A withdrawal approval is needed for regulatory compliance in order for NSE to properly manage water use in the province to ensure a sustainable water supply for all Nova Scotians. As part of this management process, an approval gives the approval holder the “first rights” to that water source. If you are an approved user, your water needs take priority over new interests in a given area. If you are a large volume user, but do not have an approval, your use is not properly documented and would not be included as a part of any future watershed assessments. As new withdrawal approvals are granted, if there is ever a shortage of water, i.e. due to a dry summer, you would have no recourse and your needs would not be a priority as compared to users with existing withdrawal approvals.


Water monitoring

A water flow meter is an effective means to document water use and track changes to water management practices. Flow meters are recommended for withdrawal approvals, although pump specifications and logging hours of use can be used as an alternative in some circumstances. There are a variety of flow meters available in the marketplace, although it is important to ensure it is properly suited for the situation, e.g. vertical, horizontal or oblique installation and compatible with water quality, e.g. impurities in water.


Irrigation management

Proper irrigation management ensures that the irrigation system is operated to match the crop, soil and climate conditions present. Irrigation should be scheduled to replace moisture losses in a manner that does not exceed the crop’s ability to utilize the water, or the soil’s capacity to store the water applied. Appropriate irrigation equipment selection and design, as well as good management and scheduling, will conserve water supplies while supporting crop growth.
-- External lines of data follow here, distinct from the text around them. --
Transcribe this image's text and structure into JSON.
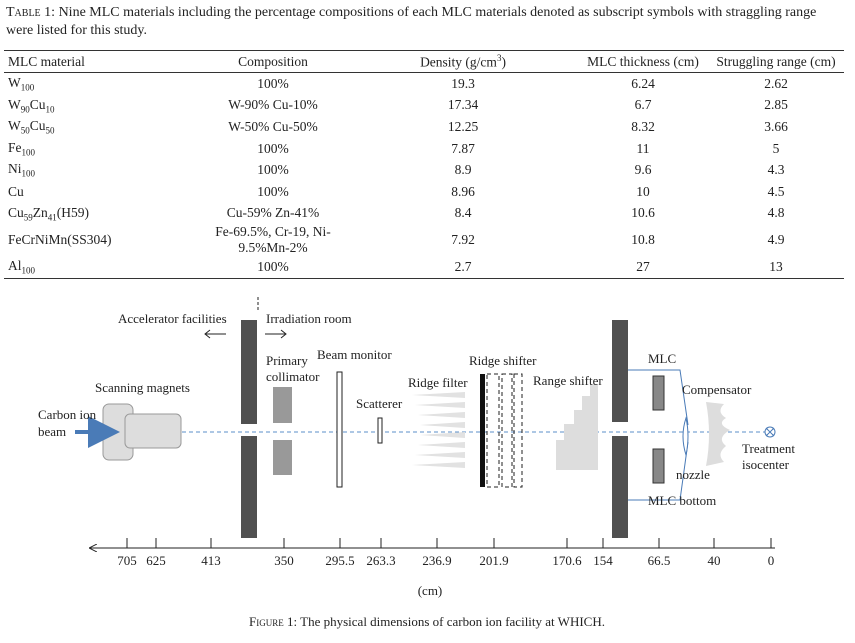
{
  "table": {
    "caption_label": "Table 1:",
    "caption": "Nine MLC materials including the percentage compositions of each MLC materials denoted as subscript symbols with straggling range were listed for this study.",
    "headers": [
      [
        "MLC material"
      ],
      [
        "Composition"
      ],
      [
        "Density (g/cm",
        "3",
        ")"
      ],
      [
        "MLC thickness (cm)"
      ],
      [
        "Struggling range (cm)"
      ]
    ],
    "rows": [
      [
        [
          "W",
          "100"
        ],
        "100%",
        19.3,
        6.24,
        2.62
      ],
      [
        [
          "W",
          "90",
          "Cu",
          "10"
        ],
        "W-90% Cu-10%",
        17.34,
        6.7,
        2.85
      ],
      [
        [
          "W",
          "50",
          "Cu",
          "50"
        ],
        "W-50% Cu-50%",
        12.25,
        8.32,
        3.66
      ],
      [
        [
          "Fe",
          "100"
        ],
        "100%",
        7.87,
        11,
        5
      ],
      [
        [
          "Ni",
          "100"
        ],
        "100%",
        8.9,
        9.6,
        4.3
      ],
      [
        [
          "Cu"
        ],
        "100%",
        8.96,
        10,
        4.5
      ],
      [
        [
          "Cu",
          "59",
          "Zn",
          "41",
          "(H59)"
        ],
        "Cu-59% Zn-41%",
        8.4,
        10.6,
        4.8
      ],
      [
        [
          "FeCrNiMn(SS304)"
        ],
        "Fe-69.5%, Cr-19, Ni-9.5%Mn-2%",
        7.92,
        10.8,
        4.9
      ],
      [
        [
          "Al",
          "100"
        ],
        "100%",
        2.7,
        27,
        13
      ]
    ]
  },
  "figure": {
    "labels": {
      "accelerator": "Accelerator facilities",
      "irradiation": "Irradiation room",
      "collimator": [
        "Primary",
        "collimator"
      ],
      "beam_monitor": "Beam monitor",
      "scatterer": "Scatterer",
      "ridge_filter": "Ridge filter",
      "ridge_shifter": "Ridge shifter",
      "range_shifter": "Range shifter",
      "mlc": "MLC",
      "compensator": "Compensator",
      "nozzle": "nozzle",
      "mlc_bottom": "MLC bottom",
      "magnets": "Scanning magnets",
      "beam": [
        "Carbon ion",
        "beam"
      ],
      "isocenter": [
        "Treatment",
        "isocenter"
      ]
    },
    "axis_ticks": [
      705,
      625,
      413,
      350,
      295.5,
      263.3,
      236.9,
      201.9,
      170.6,
      154,
      66.5,
      40,
      0
    ],
    "axis_unit": "(cm)",
    "caption_label": "Figure 1:",
    "caption": "The physical dimensions of carbon ion facility at WHICH."
  }
}
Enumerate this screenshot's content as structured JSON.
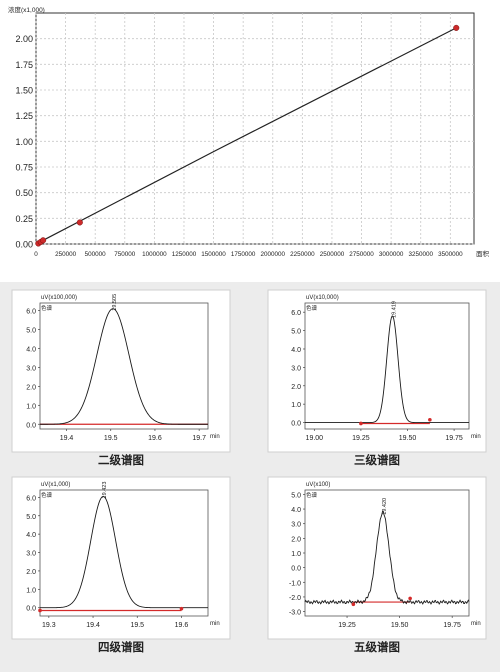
{
  "chart_data": [
    {
      "type": "line",
      "title": "",
      "ylabel": "浓度(x1,000)",
      "xlabel": "面积",
      "xlim": [
        0,
        3700000
      ],
      "ylim": [
        0,
        2.25
      ],
      "grid": true,
      "xticks": [
        0,
        250000,
        500000,
        750000,
        1000000,
        1250000,
        1500000,
        1750000,
        2000000,
        2250000,
        2500000,
        2750000,
        3000000,
        3250000,
        3500000
      ],
      "yticks": [
        0.0,
        0.25,
        0.5,
        0.75,
        1.0,
        1.25,
        1.5,
        1.75,
        2.0
      ],
      "xtick_labels": [
        "0",
        "250000",
        "500000",
        "750000",
        "1000000",
        "1250000",
        "1500000",
        "1750000",
        "2000000",
        "2250000",
        "2500000",
        "2750000",
        "3000000",
        "3250000",
        "3500000"
      ],
      "ytick_labels": [
        "0.00",
        "0.25",
        "0.50",
        "0.75",
        "1.00",
        "1.25",
        "1.50",
        "1.75",
        "2.00"
      ],
      "series": [
        {
          "x": [
            0,
            60000,
            1500000,
            3550000
          ],
          "y": [
            0,
            0.036,
            0.9,
            2.105
          ]
        }
      ],
      "points": {
        "x": [
          20000,
          40000,
          60000,
          370000,
          3550000
        ],
        "y": [
          0.005,
          0.02,
          0.036,
          0.21,
          2.105
        ]
      },
      "line_color": "#222222",
      "point_color": "#cc2a2a"
    },
    {
      "type": "line",
      "caption": "二级谱图",
      "ylabel": "uV(x100,000)",
      "channel": "色谱",
      "xlabel": "min",
      "xlim": [
        19.34,
        19.72
      ],
      "ylim": [
        -0.25,
        6.4
      ],
      "xticks": [
        19.4,
        19.5,
        19.6,
        19.7
      ],
      "yticks": [
        0.0,
        1.0,
        2.0,
        3.0,
        4.0,
        5.0,
        6.0
      ],
      "xtick_labels": [
        "19.4",
        "19.5",
        "19.6",
        "19.7"
      ],
      "ytick_labels": [
        "0.0",
        "1.0",
        "2.0",
        "3.0",
        "4.0",
        "5.0",
        "6.0"
      ],
      "peak": {
        "center": 19.505,
        "height": 6.1,
        "sigma": 0.036
      },
      "peak_label": "19.505",
      "baseline": {
        "x1": 19.34,
        "x2": 19.72,
        "y": 0.0
      }
    },
    {
      "type": "line",
      "caption": "三级谱图",
      "ylabel": "uV(x10,000)",
      "channel": "色谱",
      "xlabel": "min",
      "xlim": [
        18.95,
        19.83
      ],
      "ylim": [
        -0.35,
        6.5
      ],
      "xticks": [
        19.0,
        19.25,
        19.5,
        19.75
      ],
      "yticks": [
        0.0,
        1.0,
        2.0,
        3.0,
        4.0,
        5.0,
        6.0
      ],
      "xtick_labels": [
        "19.00",
        "19.25",
        "19.50",
        "19.75"
      ],
      "ytick_labels": [
        "0.0",
        "1.0",
        "2.0",
        "3.0",
        "4.0",
        "5.0",
        "6.0"
      ],
      "peak": {
        "center": 19.419,
        "height": 5.8,
        "sigma": 0.03
      },
      "peak_label": "19.419",
      "baseline": {
        "x1": 19.25,
        "x2": 19.62,
        "y": -0.05
      },
      "markers": [
        [
          19.25,
          -0.05
        ],
        [
          19.62,
          0.15
        ]
      ]
    },
    {
      "type": "line",
      "caption": "四级谱图",
      "ylabel": "uV(x1,000)",
      "channel": "色谱",
      "xlabel": "min",
      "xlim": [
        19.28,
        19.66
      ],
      "ylim": [
        -0.45,
        6.4
      ],
      "xticks": [
        19.3,
        19.4,
        19.5,
        19.6
      ],
      "yticks": [
        0.0,
        1.0,
        2.0,
        3.0,
        4.0,
        5.0,
        6.0
      ],
      "xtick_labels": [
        "19.3",
        "19.4",
        "19.5",
        "19.6"
      ],
      "ytick_labels": [
        "0.0",
        "1.0",
        "2.0",
        "3.0",
        "4.0",
        "5.0",
        "6.0"
      ],
      "peak": {
        "center": 19.423,
        "height": 6.05,
        "sigma": 0.028
      },
      "peak_label": "19.423",
      "baseline": {
        "x1": 19.28,
        "x2": 19.6,
        "y": -0.15
      },
      "markers": [
        [
          19.28,
          -0.15
        ],
        [
          19.6,
          -0.05
        ]
      ]
    },
    {
      "type": "line",
      "caption": "五级谱图",
      "ylabel": "uV(x100)",
      "channel": "色谱",
      "xlabel": "min",
      "xlim": [
        19.05,
        19.83
      ],
      "ylim": [
        -3.3,
        5.3
      ],
      "xticks": [
        19.25,
        19.5,
        19.75
      ],
      "yticks": [
        -3.0,
        -2.0,
        -1.0,
        0.0,
        1.0,
        2.0,
        3.0,
        4.0,
        5.0
      ],
      "xtick_labels": [
        "19.25",
        "19.50",
        "19.75"
      ],
      "ytick_labels": [
        "-3.0",
        "-2.0",
        "-1.0",
        "0.0",
        "1.0",
        "2.0",
        "3.0",
        "4.0",
        "5.0"
      ],
      "peak": {
        "center": 19.42,
        "height": 6.1,
        "sigma": 0.03
      },
      "peak_label": "19.420",
      "baseline": {
        "x1": 19.28,
        "x2": 19.55,
        "y": -2.35
      },
      "baseline_level": -2.35,
      "markers": [
        [
          19.28,
          -2.5
        ],
        [
          19.55,
          -2.1
        ]
      ]
    }
  ]
}
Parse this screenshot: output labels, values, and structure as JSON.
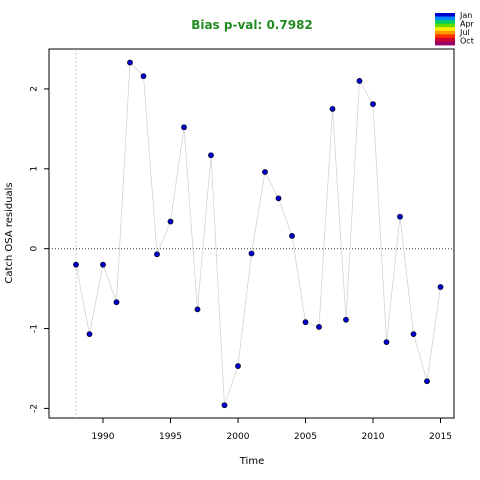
{
  "chart_data": {
    "type": "scatter",
    "title": "Bias p-val: 0.7982",
    "xlabel": "Time",
    "ylabel": "Catch OSA residuals",
    "xlim": [
      1986,
      2016
    ],
    "ylim": [
      -2.12,
      2.5
    ],
    "xticks": [
      1990,
      1995,
      2000,
      2005,
      2010,
      2015
    ],
    "yticks": [
      -2,
      -1,
      0,
      1,
      2
    ],
    "grid": false,
    "reference_line_y": 0,
    "reference_line_x": 1988,
    "legend_position": "top-right",
    "series": [
      {
        "x": [
          1988,
          1989,
          1990,
          1991,
          1992,
          1993,
          1994,
          1995,
          1996,
          1997,
          1998,
          1999,
          2000,
          2001,
          2002,
          2003,
          2004,
          2005,
          2006,
          2007,
          2008,
          2009,
          2010,
          2011,
          2012,
          2013,
          2014,
          2015
        ],
        "y": [
          -0.2,
          -1.07,
          -0.2,
          -0.67,
          2.33,
          2.16,
          -0.07,
          0.34,
          1.52,
          -0.76,
          1.17,
          -1.96,
          -1.47,
          -0.06,
          0.96,
          0.63,
          0.16,
          -0.92,
          -0.98,
          1.75,
          -0.89,
          2.1,
          1.81,
          -1.17,
          0.4,
          -1.07,
          -1.66,
          -0.48
        ]
      }
    ],
    "legend_labels": [
      "Jan",
      "Apr",
      "Jul",
      "Oct"
    ],
    "colors": {
      "title": "#228B22",
      "point_fill": "#0000CD",
      "point_stroke": "#000000",
      "line": "#D3D3D3",
      "reference": "#555555",
      "legend_gradient": [
        "#0000CD",
        "#0088FF",
        "#00CC66",
        "#66DD00",
        "#FFEE00",
        "#FF9900",
        "#FF3300",
        "#CC0033",
        "#990066"
      ]
    }
  }
}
A farmer’s observations and experience are often relied upon during the growing season; however, soil moisture sensors can help improve irrigation management. Depending on the crop, even mild plant stress can impact yield. Soil moisture sensors are useful tools to help irrigators to understand what is happening in the root zone of a crop. There are two basic groups of sensors for soil moisture monitoring:


  1. Water Potential Sensors: such as tensiometers and granular matrix sensors, (e.g. gypsum block and watermark sensors). These sensors measure how hard it is to remove water from the soil. This information coupled with an understanding of your soil texture (e.g. sandy, loamy, silty etc.) can be used to determine the amount of water in the soil that is available to plants.
  2. Soil Moisture Sensors: that give a percentage or relative content of soil moisture. These sensors measure the water content of a soil using the time or frequency of a pulse travelling between or returning to electrodes. The most common types are capacitance and time or frequency domain. Most sensors are accurate within 2–3% of the actual soil moisture.


The wide variety of tools and sensors available for assessing soil moisture can accommodate a range of farm needs regardless of farm size. With advances in technology, farmers can now access real-time soil tension sensor data with a mobile platform that allow growers to anticipate the water needs of the crop and schedule irrigation accordingly, e.g.


Water is a critical input into all farming operations. Unlike many regions of the world, we are fortunate to live and farm in an area where we have an abundance of high-quality water. The summer of 2016 was an example that highlighted that we are not immune from water scarcity in the province. Moving into an unpredictable future, it is in our best interest to understand the limits of the water resources we have and to manage those resources responsibly.